Improving Disciplinary Policies For The Benefit Of Students
LDS Homeschooling in CA is a blogging site that will show you the real issues the students face everyday inside the school.
It is just expected that the school administration will submit students who committed misconduct into disciplinary actions. However, for some institutions, severe punishments with lack of considerationhave become a cause for the student’s behavior to further deteriorate. With this, in 2014, the U.S. Department of Justice and the Department of Education issued a new set of guidelines for all public schools that aims to reduce disaprities and be more compliant with the existing federal civil rights law. The new guidelines remind the schools to avoid using severe disciplinary actions such as expulsion and suspension, especially if the student subjected to such actions are not given proper interventions like counseling.
This is a welcome development when it comes to improving disciplinary policies that will bring more positive effects on students. Another thing that the new guidelines target is to decrease the disparate impact of exclusionary disciplinary actions on racial groups. To note, it is the students of color who often face this kind of exclusionary tactics that only encourage them to do more harmful acts against their schoolmates due to embarassment and demoralization.

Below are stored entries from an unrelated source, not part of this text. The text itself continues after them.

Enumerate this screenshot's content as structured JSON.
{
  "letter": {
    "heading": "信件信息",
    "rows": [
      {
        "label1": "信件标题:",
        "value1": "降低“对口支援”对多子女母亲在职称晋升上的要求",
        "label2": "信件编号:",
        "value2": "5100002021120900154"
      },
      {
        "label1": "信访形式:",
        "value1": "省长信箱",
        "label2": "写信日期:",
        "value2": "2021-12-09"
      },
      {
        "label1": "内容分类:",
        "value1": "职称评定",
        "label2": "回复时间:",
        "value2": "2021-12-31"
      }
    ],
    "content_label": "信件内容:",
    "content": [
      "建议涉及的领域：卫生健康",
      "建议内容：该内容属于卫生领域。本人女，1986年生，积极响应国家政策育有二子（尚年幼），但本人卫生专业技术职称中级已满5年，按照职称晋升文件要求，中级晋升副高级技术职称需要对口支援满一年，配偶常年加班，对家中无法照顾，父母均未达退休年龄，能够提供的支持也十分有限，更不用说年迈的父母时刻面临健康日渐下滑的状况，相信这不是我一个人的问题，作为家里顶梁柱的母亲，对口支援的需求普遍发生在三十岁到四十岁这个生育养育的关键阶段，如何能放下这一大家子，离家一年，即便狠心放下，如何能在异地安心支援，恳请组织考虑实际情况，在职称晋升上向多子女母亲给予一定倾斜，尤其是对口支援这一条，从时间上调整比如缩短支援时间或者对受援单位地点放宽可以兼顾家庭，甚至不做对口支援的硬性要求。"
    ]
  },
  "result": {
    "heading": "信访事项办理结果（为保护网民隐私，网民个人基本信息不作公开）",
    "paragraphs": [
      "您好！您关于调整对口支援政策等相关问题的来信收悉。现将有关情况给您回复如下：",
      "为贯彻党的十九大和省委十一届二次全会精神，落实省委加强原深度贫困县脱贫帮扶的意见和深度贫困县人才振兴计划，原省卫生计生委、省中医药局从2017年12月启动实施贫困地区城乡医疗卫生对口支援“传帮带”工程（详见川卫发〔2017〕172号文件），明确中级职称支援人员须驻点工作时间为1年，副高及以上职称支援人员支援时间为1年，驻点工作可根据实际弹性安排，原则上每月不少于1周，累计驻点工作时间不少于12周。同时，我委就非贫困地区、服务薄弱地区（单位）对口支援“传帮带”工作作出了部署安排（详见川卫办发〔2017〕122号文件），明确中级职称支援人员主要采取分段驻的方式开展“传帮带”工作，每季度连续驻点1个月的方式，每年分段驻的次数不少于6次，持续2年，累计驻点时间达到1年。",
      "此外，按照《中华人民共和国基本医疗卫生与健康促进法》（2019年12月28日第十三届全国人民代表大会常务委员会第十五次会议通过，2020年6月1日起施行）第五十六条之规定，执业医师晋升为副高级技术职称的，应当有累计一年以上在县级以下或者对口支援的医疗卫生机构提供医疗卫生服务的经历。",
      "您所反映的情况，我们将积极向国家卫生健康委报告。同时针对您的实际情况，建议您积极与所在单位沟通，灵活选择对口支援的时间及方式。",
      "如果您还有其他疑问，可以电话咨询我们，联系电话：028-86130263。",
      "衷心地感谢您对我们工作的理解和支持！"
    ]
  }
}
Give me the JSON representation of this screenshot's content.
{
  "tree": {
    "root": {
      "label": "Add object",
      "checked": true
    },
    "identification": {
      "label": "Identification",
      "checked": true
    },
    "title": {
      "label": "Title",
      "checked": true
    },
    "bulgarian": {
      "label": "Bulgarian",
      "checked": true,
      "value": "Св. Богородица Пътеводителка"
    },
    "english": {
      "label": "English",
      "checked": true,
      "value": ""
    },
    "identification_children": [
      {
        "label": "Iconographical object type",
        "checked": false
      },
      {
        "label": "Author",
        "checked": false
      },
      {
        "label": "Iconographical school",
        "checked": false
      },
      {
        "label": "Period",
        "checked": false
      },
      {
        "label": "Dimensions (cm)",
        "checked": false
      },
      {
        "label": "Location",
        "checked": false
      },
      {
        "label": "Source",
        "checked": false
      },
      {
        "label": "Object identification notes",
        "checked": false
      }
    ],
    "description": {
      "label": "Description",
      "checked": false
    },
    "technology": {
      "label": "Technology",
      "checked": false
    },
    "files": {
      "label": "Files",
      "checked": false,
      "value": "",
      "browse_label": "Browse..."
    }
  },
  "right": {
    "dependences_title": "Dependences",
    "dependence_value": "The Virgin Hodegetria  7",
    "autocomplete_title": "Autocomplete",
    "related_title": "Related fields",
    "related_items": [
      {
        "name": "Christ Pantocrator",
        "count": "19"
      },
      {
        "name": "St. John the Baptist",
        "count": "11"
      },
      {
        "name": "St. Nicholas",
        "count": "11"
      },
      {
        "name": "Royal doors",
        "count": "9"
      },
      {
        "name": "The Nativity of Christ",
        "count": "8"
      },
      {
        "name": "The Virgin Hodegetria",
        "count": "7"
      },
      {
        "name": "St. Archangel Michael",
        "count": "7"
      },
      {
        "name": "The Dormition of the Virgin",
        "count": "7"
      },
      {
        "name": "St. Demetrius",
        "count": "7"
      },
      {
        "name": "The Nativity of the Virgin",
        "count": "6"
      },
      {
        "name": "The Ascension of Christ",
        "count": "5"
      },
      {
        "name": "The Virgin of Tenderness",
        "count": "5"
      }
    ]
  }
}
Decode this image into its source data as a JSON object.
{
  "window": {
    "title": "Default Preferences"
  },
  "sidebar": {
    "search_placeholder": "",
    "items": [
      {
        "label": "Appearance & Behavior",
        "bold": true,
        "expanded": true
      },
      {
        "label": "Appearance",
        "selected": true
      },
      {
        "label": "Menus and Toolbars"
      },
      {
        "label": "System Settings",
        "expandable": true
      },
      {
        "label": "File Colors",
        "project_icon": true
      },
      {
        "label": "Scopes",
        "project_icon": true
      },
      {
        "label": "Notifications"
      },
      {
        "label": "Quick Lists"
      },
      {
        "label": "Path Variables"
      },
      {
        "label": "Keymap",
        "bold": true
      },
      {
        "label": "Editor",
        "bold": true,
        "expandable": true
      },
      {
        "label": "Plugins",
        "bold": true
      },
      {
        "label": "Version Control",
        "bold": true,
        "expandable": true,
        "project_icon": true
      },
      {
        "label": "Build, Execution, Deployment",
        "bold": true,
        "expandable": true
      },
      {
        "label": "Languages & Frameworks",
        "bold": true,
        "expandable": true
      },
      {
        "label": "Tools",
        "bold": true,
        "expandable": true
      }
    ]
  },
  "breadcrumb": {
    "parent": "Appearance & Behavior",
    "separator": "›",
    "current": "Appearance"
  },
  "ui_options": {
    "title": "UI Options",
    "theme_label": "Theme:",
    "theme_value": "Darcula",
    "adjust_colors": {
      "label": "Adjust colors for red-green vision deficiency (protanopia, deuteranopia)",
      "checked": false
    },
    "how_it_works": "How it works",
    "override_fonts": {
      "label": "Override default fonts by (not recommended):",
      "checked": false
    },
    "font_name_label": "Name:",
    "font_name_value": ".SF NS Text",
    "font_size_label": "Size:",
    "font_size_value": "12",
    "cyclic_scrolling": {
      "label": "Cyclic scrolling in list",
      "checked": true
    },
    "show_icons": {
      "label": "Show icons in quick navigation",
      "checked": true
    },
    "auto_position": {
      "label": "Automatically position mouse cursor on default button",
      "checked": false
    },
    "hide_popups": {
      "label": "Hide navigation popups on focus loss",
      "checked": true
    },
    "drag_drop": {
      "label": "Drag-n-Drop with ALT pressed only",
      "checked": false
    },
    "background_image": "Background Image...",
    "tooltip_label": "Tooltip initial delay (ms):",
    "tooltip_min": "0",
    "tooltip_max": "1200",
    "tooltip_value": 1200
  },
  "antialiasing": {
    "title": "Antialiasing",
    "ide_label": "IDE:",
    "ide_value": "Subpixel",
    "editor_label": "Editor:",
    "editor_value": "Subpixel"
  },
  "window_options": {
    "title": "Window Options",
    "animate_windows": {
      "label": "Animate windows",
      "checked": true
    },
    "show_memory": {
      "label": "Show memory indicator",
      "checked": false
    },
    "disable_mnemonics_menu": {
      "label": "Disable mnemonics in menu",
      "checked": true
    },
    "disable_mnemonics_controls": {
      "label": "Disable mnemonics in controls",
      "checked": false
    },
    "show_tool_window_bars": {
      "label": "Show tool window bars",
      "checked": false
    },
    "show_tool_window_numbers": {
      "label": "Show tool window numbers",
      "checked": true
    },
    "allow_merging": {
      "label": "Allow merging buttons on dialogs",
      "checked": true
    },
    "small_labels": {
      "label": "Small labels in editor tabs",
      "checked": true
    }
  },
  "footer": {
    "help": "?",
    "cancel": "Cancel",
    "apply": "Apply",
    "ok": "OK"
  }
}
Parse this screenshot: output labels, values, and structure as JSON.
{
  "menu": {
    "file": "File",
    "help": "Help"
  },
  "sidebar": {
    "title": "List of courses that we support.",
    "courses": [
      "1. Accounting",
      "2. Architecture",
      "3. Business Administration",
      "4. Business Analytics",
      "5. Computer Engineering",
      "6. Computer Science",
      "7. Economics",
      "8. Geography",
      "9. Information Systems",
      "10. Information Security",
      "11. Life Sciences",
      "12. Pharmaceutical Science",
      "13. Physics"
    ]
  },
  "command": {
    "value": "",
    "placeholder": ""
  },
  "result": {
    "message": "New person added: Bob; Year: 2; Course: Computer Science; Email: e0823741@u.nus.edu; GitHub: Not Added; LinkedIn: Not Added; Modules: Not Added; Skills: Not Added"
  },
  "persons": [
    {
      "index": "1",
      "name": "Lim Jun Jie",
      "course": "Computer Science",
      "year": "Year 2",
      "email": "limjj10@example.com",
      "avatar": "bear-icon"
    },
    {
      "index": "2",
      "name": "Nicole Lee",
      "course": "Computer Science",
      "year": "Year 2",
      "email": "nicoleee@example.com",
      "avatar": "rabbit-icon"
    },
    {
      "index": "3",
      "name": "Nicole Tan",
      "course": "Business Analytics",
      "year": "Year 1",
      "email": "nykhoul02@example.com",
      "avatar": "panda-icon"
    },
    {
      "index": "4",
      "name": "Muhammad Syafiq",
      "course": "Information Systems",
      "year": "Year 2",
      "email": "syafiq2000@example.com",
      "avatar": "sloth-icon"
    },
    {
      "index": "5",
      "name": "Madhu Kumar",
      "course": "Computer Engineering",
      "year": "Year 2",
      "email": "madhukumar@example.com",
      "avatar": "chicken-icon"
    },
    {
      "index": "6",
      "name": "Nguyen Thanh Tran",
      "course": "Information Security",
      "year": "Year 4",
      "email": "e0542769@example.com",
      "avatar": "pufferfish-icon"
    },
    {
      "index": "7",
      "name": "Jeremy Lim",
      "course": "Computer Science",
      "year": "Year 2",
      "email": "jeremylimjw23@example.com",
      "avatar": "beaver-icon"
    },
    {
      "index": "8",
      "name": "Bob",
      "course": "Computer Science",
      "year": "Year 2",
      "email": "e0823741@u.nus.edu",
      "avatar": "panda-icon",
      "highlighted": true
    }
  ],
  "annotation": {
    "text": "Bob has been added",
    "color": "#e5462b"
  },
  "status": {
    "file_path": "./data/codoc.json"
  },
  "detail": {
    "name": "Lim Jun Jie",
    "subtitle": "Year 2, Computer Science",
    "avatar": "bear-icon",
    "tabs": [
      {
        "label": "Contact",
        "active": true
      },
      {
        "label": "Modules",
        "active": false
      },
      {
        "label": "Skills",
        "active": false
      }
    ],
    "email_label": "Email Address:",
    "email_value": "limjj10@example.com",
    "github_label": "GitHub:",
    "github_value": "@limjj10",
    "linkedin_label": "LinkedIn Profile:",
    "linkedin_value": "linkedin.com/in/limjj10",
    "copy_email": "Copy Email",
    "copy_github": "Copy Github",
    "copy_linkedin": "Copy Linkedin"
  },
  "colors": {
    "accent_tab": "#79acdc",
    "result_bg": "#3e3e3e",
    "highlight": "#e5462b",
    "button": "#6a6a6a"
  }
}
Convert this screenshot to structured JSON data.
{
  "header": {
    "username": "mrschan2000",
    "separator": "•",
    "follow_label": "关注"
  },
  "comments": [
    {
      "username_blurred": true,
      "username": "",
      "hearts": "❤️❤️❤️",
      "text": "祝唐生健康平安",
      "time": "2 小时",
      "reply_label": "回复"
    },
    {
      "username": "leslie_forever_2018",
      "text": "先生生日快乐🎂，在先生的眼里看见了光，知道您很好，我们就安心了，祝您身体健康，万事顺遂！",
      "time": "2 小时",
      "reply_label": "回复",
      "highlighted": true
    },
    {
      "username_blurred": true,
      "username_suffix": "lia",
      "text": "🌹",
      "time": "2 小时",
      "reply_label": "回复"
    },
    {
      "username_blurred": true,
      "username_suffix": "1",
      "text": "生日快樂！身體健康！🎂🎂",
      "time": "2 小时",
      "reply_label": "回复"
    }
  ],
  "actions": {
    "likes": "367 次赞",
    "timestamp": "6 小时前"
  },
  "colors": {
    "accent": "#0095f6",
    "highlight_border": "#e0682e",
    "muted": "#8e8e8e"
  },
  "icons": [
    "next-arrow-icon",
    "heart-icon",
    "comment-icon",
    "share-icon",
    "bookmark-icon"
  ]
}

According to the records from the U.S. Department of Education Office for Civil Rights, black students are the ones who experience disproportionately high rates of suspension and expulsion from school. In K-12 public schools, black male students comprise only eight percent of the total enrollees in one school, but they account for 25 percent of suspensions. With this, many people think that teachers are only applying the existing disciplinary policies of the school to become more discriminate, using the punishments as a way to make some students unwelcomed. Furthermore, students who were suspended or expelled prematurely are more likely to be involved with the juvenile justice system while out of school.